Theo, Leonardo'nun ona yardım edebilmek için mantığı çarpıtmak için bu kadar çabaladığını görünce gülümsemeden edemedi. Ama bu gerçekten de onun yoluydu.
“Hey, hey. Öğretmenlik dersine başlarsan, yerini ayırtmak istiyorum.” Kılıç Azizinin kaşları seğirdi.
“Yapamaz. Bu ailenin işi! Dışarıdan gelenlere izin verilmez.” Leonardo dilini çıkardı.
“Ne dedin?” Kılıç Azizi Leonardo'ya baktı.
“Hahaha.” Leonardo kıkırdadı.
“O halde artık gitme zamanım geldi.”
Leonardo sustu. Bunu söylemek istedi ama yapamadı. Theo'nun onlarla tanışabilmesi için ailesi buradaydı. Ama bundan bahsetmek istemedi çünkü Theo'nun sırf kişisel tatmini yüzünden kendini suçlu hissetmesini istemiyordu.
Alaycı bir gülümsemeyle şöyle dedi: “Anlıyorum. Bu senin büyük günün, bu yüzden hemen gitmelisin.”

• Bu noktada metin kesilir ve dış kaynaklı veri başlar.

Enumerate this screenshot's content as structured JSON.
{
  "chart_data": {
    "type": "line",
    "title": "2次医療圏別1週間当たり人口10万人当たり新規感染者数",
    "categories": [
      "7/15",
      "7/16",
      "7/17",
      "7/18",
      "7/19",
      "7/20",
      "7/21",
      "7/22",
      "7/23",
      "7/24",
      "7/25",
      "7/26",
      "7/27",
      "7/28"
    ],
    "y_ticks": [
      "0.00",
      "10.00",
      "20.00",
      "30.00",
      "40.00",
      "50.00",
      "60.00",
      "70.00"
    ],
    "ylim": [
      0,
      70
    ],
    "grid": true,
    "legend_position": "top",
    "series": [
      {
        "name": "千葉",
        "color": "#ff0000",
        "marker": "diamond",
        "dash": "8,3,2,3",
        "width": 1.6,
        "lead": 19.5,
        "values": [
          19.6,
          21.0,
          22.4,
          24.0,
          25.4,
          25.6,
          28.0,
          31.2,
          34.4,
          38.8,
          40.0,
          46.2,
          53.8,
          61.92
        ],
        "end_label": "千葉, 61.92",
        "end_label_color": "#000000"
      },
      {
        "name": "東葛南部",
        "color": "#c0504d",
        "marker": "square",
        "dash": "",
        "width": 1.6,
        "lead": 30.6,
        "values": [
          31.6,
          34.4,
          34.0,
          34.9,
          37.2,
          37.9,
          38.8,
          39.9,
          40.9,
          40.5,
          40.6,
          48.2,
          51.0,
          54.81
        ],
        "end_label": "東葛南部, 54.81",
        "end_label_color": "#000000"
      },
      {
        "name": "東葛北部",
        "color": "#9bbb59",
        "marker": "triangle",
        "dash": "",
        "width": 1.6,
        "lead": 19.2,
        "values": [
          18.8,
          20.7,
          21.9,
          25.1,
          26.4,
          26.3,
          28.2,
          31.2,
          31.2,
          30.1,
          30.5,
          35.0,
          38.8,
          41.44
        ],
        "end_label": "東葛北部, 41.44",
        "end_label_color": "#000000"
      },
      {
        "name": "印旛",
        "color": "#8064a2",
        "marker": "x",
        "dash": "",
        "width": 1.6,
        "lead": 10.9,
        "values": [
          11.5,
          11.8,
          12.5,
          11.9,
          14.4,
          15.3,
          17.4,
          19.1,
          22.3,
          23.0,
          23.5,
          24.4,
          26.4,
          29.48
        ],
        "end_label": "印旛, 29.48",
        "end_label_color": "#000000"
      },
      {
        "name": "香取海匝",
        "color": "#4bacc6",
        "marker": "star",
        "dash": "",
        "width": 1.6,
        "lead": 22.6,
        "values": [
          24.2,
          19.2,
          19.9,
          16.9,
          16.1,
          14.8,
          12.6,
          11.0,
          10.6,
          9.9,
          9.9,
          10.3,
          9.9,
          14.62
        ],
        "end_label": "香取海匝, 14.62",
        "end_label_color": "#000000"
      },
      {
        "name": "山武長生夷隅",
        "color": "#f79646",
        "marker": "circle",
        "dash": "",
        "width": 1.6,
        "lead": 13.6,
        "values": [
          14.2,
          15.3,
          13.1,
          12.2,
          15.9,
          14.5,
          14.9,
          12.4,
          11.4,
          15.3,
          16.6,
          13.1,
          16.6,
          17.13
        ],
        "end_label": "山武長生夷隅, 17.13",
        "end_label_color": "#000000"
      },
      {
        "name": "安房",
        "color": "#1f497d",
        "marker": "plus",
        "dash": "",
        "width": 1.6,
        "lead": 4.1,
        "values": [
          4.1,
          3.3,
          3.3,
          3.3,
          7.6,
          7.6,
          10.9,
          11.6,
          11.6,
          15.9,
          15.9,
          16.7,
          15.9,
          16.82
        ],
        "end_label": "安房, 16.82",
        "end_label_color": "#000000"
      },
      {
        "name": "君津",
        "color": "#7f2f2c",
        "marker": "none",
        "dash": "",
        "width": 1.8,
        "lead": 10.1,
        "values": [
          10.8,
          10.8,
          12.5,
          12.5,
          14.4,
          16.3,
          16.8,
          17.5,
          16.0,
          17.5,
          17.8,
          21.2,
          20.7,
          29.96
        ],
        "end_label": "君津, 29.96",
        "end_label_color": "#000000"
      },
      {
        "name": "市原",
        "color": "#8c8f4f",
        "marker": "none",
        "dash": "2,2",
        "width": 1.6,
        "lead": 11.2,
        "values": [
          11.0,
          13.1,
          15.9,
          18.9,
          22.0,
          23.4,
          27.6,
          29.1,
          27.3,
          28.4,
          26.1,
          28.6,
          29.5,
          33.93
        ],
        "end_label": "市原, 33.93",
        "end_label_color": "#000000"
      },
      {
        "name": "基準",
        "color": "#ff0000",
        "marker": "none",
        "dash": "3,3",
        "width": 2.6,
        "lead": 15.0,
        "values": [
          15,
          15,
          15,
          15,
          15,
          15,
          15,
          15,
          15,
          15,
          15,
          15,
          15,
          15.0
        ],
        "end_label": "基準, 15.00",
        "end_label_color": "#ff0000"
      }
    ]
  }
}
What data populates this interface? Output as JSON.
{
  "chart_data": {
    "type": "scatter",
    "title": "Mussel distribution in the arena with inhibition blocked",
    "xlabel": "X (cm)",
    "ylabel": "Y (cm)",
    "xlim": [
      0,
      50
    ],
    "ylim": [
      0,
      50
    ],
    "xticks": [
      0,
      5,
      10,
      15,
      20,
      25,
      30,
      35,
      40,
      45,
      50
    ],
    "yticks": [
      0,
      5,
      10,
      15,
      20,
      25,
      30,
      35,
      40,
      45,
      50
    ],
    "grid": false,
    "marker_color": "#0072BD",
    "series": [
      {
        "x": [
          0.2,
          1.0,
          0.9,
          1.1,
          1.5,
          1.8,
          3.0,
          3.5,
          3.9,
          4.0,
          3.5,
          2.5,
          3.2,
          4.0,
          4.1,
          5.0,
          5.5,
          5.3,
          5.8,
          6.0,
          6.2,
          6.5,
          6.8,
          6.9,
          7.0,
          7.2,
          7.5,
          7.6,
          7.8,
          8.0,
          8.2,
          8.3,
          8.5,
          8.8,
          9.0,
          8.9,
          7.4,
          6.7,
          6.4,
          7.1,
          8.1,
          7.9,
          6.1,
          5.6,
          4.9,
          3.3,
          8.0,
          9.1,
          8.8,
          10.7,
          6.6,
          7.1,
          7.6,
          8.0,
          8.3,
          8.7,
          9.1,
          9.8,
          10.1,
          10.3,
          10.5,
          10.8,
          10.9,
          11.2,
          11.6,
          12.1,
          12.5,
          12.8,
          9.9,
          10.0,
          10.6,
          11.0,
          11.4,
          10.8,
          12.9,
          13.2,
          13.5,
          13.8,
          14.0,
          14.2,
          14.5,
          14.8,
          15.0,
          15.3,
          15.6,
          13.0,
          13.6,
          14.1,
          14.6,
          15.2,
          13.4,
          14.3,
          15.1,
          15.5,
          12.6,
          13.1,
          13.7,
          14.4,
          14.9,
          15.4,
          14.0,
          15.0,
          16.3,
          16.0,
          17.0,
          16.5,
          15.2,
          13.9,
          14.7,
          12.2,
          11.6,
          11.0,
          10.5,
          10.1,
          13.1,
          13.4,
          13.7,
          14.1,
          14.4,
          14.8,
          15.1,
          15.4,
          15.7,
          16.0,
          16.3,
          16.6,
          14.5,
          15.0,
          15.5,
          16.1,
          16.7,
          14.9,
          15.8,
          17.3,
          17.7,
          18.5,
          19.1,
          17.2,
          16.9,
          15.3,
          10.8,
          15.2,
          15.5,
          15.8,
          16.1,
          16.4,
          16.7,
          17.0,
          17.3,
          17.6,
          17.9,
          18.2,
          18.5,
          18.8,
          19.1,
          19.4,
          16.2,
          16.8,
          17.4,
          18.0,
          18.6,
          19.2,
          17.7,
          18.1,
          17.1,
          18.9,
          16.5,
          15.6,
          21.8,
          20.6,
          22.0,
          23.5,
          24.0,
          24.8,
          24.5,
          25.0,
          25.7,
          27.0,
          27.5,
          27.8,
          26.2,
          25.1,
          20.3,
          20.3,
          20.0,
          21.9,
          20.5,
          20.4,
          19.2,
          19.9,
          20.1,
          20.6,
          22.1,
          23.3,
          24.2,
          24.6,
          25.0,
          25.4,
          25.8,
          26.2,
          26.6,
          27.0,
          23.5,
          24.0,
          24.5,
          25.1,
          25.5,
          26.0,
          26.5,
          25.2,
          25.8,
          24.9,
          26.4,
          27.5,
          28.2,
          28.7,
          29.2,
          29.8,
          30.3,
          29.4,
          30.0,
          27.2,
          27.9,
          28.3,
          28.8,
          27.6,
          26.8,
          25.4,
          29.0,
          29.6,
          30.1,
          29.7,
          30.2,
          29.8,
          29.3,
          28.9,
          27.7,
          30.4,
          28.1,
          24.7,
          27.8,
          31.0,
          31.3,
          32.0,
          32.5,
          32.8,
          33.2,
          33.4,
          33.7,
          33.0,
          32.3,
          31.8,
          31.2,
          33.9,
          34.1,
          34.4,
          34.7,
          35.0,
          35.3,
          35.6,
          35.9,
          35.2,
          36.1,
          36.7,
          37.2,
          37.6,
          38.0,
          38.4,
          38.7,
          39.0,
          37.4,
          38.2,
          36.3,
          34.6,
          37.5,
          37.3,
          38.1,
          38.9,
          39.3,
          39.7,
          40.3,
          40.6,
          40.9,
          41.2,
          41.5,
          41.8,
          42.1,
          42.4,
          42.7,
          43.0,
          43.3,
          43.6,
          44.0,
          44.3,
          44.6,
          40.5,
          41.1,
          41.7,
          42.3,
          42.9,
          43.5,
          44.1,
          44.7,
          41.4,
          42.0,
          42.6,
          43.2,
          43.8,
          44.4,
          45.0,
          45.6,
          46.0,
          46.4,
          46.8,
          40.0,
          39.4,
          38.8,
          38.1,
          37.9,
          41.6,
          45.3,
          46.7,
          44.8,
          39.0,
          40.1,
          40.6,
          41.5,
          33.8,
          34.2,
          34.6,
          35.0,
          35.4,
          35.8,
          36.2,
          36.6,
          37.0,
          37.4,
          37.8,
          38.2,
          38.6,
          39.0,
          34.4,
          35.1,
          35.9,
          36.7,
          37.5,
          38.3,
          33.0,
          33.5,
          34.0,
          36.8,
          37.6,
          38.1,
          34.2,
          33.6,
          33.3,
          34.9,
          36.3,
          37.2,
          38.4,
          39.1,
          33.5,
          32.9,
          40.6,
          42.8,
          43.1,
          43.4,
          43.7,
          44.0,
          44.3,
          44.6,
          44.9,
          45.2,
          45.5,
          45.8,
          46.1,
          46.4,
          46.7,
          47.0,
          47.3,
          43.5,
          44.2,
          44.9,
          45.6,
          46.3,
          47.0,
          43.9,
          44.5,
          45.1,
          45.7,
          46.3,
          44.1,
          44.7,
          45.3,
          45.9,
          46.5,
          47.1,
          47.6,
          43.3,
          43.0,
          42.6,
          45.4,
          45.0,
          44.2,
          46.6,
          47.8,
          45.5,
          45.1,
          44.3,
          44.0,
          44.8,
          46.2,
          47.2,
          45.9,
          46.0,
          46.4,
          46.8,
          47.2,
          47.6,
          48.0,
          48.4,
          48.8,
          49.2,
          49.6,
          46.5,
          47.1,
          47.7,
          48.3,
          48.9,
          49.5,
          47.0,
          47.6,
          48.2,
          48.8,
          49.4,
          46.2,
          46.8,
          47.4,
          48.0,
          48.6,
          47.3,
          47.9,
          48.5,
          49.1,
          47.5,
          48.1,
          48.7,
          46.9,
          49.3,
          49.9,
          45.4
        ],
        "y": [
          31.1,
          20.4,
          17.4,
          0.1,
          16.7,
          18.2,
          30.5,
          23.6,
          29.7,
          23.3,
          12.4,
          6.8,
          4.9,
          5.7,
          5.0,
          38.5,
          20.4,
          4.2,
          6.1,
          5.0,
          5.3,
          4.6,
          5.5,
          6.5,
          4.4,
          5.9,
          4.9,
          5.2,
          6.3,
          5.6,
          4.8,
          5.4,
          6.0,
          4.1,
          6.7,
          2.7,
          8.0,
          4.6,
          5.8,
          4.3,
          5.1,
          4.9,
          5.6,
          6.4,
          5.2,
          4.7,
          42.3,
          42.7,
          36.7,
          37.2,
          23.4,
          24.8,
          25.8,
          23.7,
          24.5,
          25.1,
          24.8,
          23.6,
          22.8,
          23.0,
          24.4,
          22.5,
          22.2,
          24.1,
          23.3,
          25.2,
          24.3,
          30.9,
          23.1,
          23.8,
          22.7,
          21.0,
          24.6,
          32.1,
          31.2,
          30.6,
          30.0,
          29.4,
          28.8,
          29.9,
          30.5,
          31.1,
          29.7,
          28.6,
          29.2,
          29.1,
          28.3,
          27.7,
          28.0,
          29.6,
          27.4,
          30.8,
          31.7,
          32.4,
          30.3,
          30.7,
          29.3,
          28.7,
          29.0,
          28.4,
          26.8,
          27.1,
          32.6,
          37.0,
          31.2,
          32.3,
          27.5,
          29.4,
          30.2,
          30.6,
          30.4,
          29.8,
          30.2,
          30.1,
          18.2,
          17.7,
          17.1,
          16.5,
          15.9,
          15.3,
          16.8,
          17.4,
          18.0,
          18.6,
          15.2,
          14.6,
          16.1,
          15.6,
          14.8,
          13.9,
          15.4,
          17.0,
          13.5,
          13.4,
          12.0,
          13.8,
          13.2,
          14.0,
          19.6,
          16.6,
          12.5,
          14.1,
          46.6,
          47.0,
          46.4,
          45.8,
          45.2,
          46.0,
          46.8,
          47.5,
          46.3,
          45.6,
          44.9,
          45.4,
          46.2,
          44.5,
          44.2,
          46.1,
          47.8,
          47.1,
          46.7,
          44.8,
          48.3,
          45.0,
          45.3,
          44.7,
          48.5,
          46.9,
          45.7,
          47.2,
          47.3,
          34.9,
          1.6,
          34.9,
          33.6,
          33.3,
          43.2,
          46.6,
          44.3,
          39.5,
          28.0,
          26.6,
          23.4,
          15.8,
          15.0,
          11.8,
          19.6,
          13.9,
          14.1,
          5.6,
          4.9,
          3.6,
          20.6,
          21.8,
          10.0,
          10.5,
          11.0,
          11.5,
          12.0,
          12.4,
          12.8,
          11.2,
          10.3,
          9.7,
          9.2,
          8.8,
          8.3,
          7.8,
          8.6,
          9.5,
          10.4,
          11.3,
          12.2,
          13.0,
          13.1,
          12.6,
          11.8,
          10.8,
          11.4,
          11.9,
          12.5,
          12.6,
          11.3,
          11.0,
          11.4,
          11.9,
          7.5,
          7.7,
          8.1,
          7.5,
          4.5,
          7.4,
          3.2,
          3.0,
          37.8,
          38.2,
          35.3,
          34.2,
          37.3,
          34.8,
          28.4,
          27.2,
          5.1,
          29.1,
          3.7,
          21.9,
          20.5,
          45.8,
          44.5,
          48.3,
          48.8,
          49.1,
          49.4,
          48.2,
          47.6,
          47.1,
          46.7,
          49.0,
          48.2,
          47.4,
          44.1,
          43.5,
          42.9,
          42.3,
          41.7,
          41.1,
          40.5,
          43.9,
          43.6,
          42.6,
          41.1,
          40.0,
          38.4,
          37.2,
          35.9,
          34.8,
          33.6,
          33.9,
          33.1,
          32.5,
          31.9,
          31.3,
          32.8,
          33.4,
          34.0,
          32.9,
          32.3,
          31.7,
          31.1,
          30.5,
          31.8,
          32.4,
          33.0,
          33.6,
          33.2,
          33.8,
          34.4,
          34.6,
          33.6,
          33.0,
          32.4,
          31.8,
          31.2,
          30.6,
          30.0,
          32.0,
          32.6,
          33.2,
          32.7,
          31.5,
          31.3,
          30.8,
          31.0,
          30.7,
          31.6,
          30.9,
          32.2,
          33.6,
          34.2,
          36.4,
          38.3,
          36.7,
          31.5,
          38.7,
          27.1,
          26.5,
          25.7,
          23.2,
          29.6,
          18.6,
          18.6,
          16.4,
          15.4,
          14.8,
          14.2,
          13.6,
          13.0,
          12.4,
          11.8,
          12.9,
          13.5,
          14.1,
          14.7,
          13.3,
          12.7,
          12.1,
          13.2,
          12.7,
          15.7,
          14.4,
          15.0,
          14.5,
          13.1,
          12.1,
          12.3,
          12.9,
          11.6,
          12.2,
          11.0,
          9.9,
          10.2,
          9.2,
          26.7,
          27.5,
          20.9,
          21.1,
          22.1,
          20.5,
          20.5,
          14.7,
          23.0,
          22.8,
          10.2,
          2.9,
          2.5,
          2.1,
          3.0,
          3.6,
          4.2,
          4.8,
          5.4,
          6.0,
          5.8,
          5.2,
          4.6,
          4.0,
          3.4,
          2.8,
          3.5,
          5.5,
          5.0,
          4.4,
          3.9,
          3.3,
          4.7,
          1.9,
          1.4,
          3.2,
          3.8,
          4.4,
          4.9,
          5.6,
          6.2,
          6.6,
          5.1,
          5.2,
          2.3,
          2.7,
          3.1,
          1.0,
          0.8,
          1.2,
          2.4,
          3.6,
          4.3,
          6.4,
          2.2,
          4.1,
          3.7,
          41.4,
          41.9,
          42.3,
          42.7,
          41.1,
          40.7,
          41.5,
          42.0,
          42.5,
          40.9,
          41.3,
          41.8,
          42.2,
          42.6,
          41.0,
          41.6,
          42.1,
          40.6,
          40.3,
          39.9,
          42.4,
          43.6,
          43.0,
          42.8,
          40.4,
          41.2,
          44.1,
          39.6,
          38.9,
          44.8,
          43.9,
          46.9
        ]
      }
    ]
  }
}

Theo başını salladı. Ancak Theo ayrılmadan önce aniden yan tarafa baktı ve ailesini bir kez daha gördü.
valerie utanarak başını çevirdi. Öte yandan Ray, sanki hatasını kabul ettiğini ve ailenin reisi olarak sonuçlarının sorumluluğunu üstlenmeye hazır olduğunu söyler gibi sert bir ifadeyle ona baktı. Suçlu olduğunu biliyordu ama utandığı için bundan kaçamazdı.
Theo'nun hâlâ onlara baktığını görmek onun için yeterliydi. Nella bile onun kolunu çekiştirip kendini işaret ederken ona hayranlık duyuyordu.
Aralarında hiçbir kelime geçmese de Ray, Nella'nın jestlerini anlıyordu.
Ray gülümsedi ve başını salladı ve Theo'nun peşinden koşabilmesi için onu hafifçe geriye doğru itti.
En azından Nella ona hâlâ Theo'nun iyi olduğunu bildiriyordu. Bu bilgi bile onun için yeterliydi.
En güncel romanlar Fenrir Scans adresinde yayınlanmaktadır.